Early in the film there is an allusion to the Lisbon earthquake of 1755, a force of nature which rumbles ominously in the back-ground to the disturbing automata Filberto is challenged to maintain. The piano tuner is distracted from his task by the seductive attentions of the beautiful maid, Assumptia (Assumptia Serna). It is however Filberto's fatal attraction towards Dr. Droz's silent, veiled patient, Malvina which proves to be the nemesis of his eventual, astounding fate.

As ever with the brothers Quays rich pot-pourri of sources and references are involved. The plot of Adolfo Bioy's novella, 'The Invention of Morel' and Jules Verne's story, 'The Carpathian Castle' are both cited as literary influences upon the plot. However, like the Surrealists before them, the brothers Quay exploration of the workings of the unconscious psyche, along with show-casing their highly-original creativity is foremost among their artistic preoccupations.
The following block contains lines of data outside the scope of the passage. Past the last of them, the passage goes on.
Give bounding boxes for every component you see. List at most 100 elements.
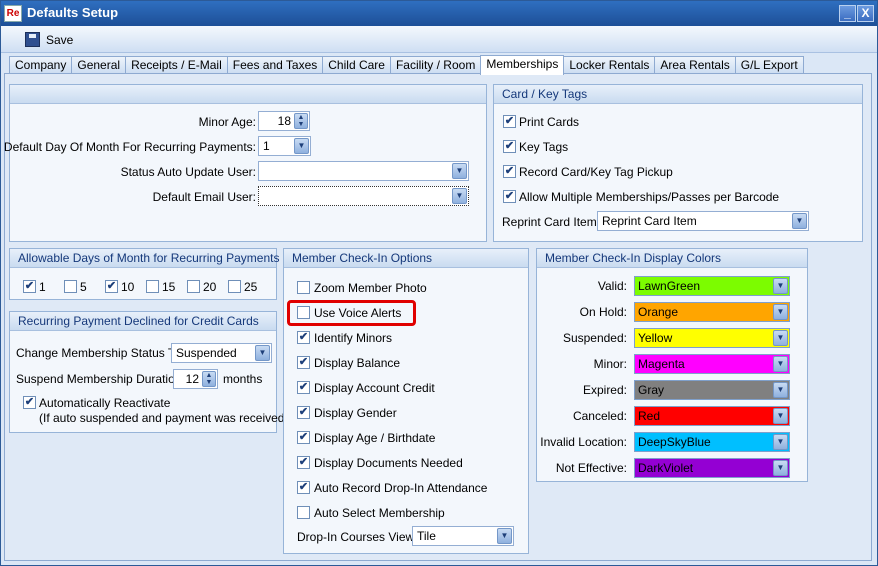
display-documents-label: Display Documents Needed <box>314 456 463 470</box>
allow-multiple-checkbox[interactable] <box>503 190 516 203</box>
minor-age-spinner[interactable]: 18 ▲ ▼ <box>258 111 310 131</box>
allowable-days-group: Allowable Days of Month for Recurring Pa… <box>9 248 279 300</box>
color-value-6: DeepSkyBlue <box>638 435 711 449</box>
color-value-1: Orange <box>638 305 679 319</box>
minimize-button[interactable]: _ <box>839 5 856 22</box>
color-label-1: On Hold: <box>579 305 627 319</box>
window-title: Defaults Setup <box>27 5 119 20</box>
auto-reactivate-checkbox[interactable] <box>23 396 36 409</box>
chevron-down-icon[interactable]: ▼ <box>773 434 788 450</box>
status-user-select[interactable]: ▼ <box>258 161 469 181</box>
color-value-2: Yellow <box>638 331 673 345</box>
color-select-2[interactable]: Yellow ▼ <box>634 328 790 348</box>
color-select-4[interactable]: Gray ▼ <box>634 380 790 400</box>
day-20-label: 20 <box>203 280 217 294</box>
payment-declined-title: Recurring Payment Declined for Credit Ca… <box>10 312 276 331</box>
color-value-0: LawnGreen <box>638 279 701 293</box>
color-value-7: DarkViolet <box>638 461 694 475</box>
change-status-select[interactable]: Suspended ▼ <box>171 343 272 363</box>
day-10-checkbox[interactable] <box>105 280 118 293</box>
chevron-down-icon[interactable]: ▼ <box>773 304 788 320</box>
day-5-checkbox[interactable] <box>64 280 77 293</box>
floppy-disk-icon <box>25 32 40 47</box>
color-select-7[interactable]: DarkViolet ▼ <box>634 458 790 478</box>
dropin-courses-view-label: Drop-In Courses View: <box>297 530 418 544</box>
zoom-photo-checkbox[interactable] <box>297 281 310 294</box>
auto-select-membership-checkbox[interactable] <box>297 506 310 519</box>
dropin-courses-view-select[interactable]: Tile ▼ <box>412 526 514 546</box>
chevron-down-icon[interactable]: ▼ <box>773 460 788 476</box>
color-select-5[interactable]: Red ▼ <box>634 406 790 426</box>
default-day-select[interactable]: 1 ▼ <box>258 136 311 156</box>
payment-declined-group: Recurring Payment Declined for Credit Ca… <box>9 311 288 433</box>
allow-multiple-label: Allow Multiple Memberships/Passes per Ba… <box>519 190 780 204</box>
chevron-down-icon[interactable]: ▼ <box>773 356 788 372</box>
day-25-checkbox[interactable] <box>228 280 241 293</box>
auto-select-membership-label: Auto Select Membership <box>314 506 445 520</box>
minor-age-label: Minor Age: <box>198 115 256 129</box>
auto-reactivate-note: (If auto suspended and payment was recei… <box>39 411 289 425</box>
default-day-label: Default Day Of Month For Recurring Payme… <box>3 140 256 154</box>
day-1-checkbox[interactable] <box>23 280 36 293</box>
record-pickup-checkbox[interactable] <box>503 165 516 178</box>
card-key-tags-group: Card / Key Tags Print Cards Key Tags Rec… <box>493 84 863 242</box>
color-label-5: Canceled: <box>572 409 627 423</box>
reprint-card-item-label: Reprint Card Item: <box>502 215 601 229</box>
color-label-6: Invalid Location: <box>540 435 627 449</box>
tab-memberships[interactable]: Memberships <box>480 55 565 75</box>
spin-arrows-icon[interactable]: ▲ ▼ <box>294 113 308 129</box>
color-label-4: Expired: <box>582 383 627 397</box>
general-settings-header <box>10 85 486 104</box>
color-select-6[interactable]: DeepSkyBlue ▼ <box>634 432 790 452</box>
chevron-down-icon[interactable]: ▼ <box>773 330 788 346</box>
color-label-2: Suspended: <box>562 331 627 345</box>
day-1-label: 1 <box>39 280 46 294</box>
title-bar: Re Defaults Setup _ X <box>1 1 877 26</box>
day-20-checkbox[interactable] <box>187 280 200 293</box>
key-tags-label: Key Tags <box>519 140 569 154</box>
display-balance-label: Display Balance <box>314 356 401 370</box>
print-cards-checkbox[interactable] <box>503 115 516 128</box>
display-balance-checkbox[interactable] <box>297 356 310 369</box>
display-gender-label: Display Gender <box>314 406 397 420</box>
auto-reactivate-label: Automatically Reactivate <box>39 396 171 410</box>
color-select-0[interactable]: LawnGreen ▼ <box>634 276 790 296</box>
color-select-1[interactable]: Orange ▼ <box>634 302 790 322</box>
suspend-duration-spinner[interactable]: 12 ▲ ▼ <box>173 369 218 389</box>
auto-record-dropin-label: Auto Record Drop-In Attendance <box>314 481 488 495</box>
spin-arrows-icon[interactable]: ▲ ▼ <box>202 371 216 387</box>
change-status-label: Change Membership Status To: <box>16 346 184 360</box>
chevron-down-icon[interactable]: ▼ <box>255 345 270 361</box>
chevron-down-icon[interactable]: ▼ <box>773 408 788 424</box>
chevron-down-icon[interactable]: ▼ <box>773 278 788 294</box>
color-select-3[interactable]: Magenta ▼ <box>634 354 790 374</box>
display-age-label: Display Age / Birthdate <box>314 431 436 445</box>
close-button[interactable]: X <box>857 5 874 22</box>
chevron-down-icon[interactable]: ▼ <box>452 163 467 179</box>
identify-minors-checkbox[interactable] <box>297 331 310 344</box>
chevron-down-icon[interactable]: ▼ <box>773 382 788 398</box>
display-age-checkbox[interactable] <box>297 431 310 444</box>
save-button[interactable]: Save <box>21 30 77 49</box>
day-15-checkbox[interactable] <box>146 280 159 293</box>
key-tags-checkbox[interactable] <box>503 140 516 153</box>
email-user-label: Default Email User: <box>152 190 256 204</box>
color-value-5: Red <box>638 409 661 423</box>
chevron-down-icon[interactable]: ▼ <box>452 188 467 204</box>
status-user-label: Status Auto Update User: <box>120 165 256 179</box>
reprint-card-item-select[interactable]: Reprint Card Item ▼ <box>597 211 809 231</box>
display-account-credit-checkbox[interactable] <box>297 381 310 394</box>
email-user-select[interactable]: ▼ <box>258 186 469 206</box>
chevron-down-icon[interactable]: ▼ <box>497 528 512 544</box>
color-label-7: Not Effective: <box>555 461 627 475</box>
auto-record-dropin-checkbox[interactable] <box>297 481 310 494</box>
months-label: months <box>223 372 263 386</box>
voice-alerts-highlight <box>287 300 416 326</box>
display-account-credit-label: Display Account Credit <box>314 381 435 395</box>
color-label-3: Minor: <box>593 357 627 371</box>
print-cards-label: Print Cards <box>519 115 580 129</box>
display-gender-checkbox[interactable] <box>297 406 310 419</box>
chevron-down-icon[interactable]: ▼ <box>792 213 807 229</box>
chevron-down-icon[interactable]: ▼ <box>294 138 309 154</box>
display-documents-checkbox[interactable] <box>297 456 310 469</box>
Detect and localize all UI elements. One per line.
The crowning artistic glory of 'The Piano Tuner of Earthquakes' is that the clockwork, cogs and strings of the Quay's strange automata and puppets feature as an integral part of the film's story.

In a short scene featuring one of the brothers Quay marvellous automata, the grinding teeth and writhing tongue of a grotesque figure occurs in Filberto's dream, a highly suggestive allusion to the distorted and unconscious perspective of the senses whilst asleep. In fact 'The Piano Tuner Of Earthquakes', like several of the Quay's animation shorts, contains a succession of dream-like images which can react upon and disturb the complacency of the viewer's unconscious psyche.

Described as 'a hermetic vision which is as beautifully seductive as it is chillingly inaccessible, with mise-en-scene like a baroque painting by an Old Master', by one film critic, don't expect to see a film with lots of action, dialogue and a simple plot to follow. Do however expect an exquisitely photographed, rich in tonal palate, well-acted film in which fascinating animation is featured, all conjured by the brothers Quay. It's a film which may well leave you wondering about the nature of illusion and dreams and which may engender a fascination, not unlike one of Dr.Droz's automata which compels one to return to view its surrealistic tale again! In brief, as time will surely demonstrate, a 21st century master-piece of cinema!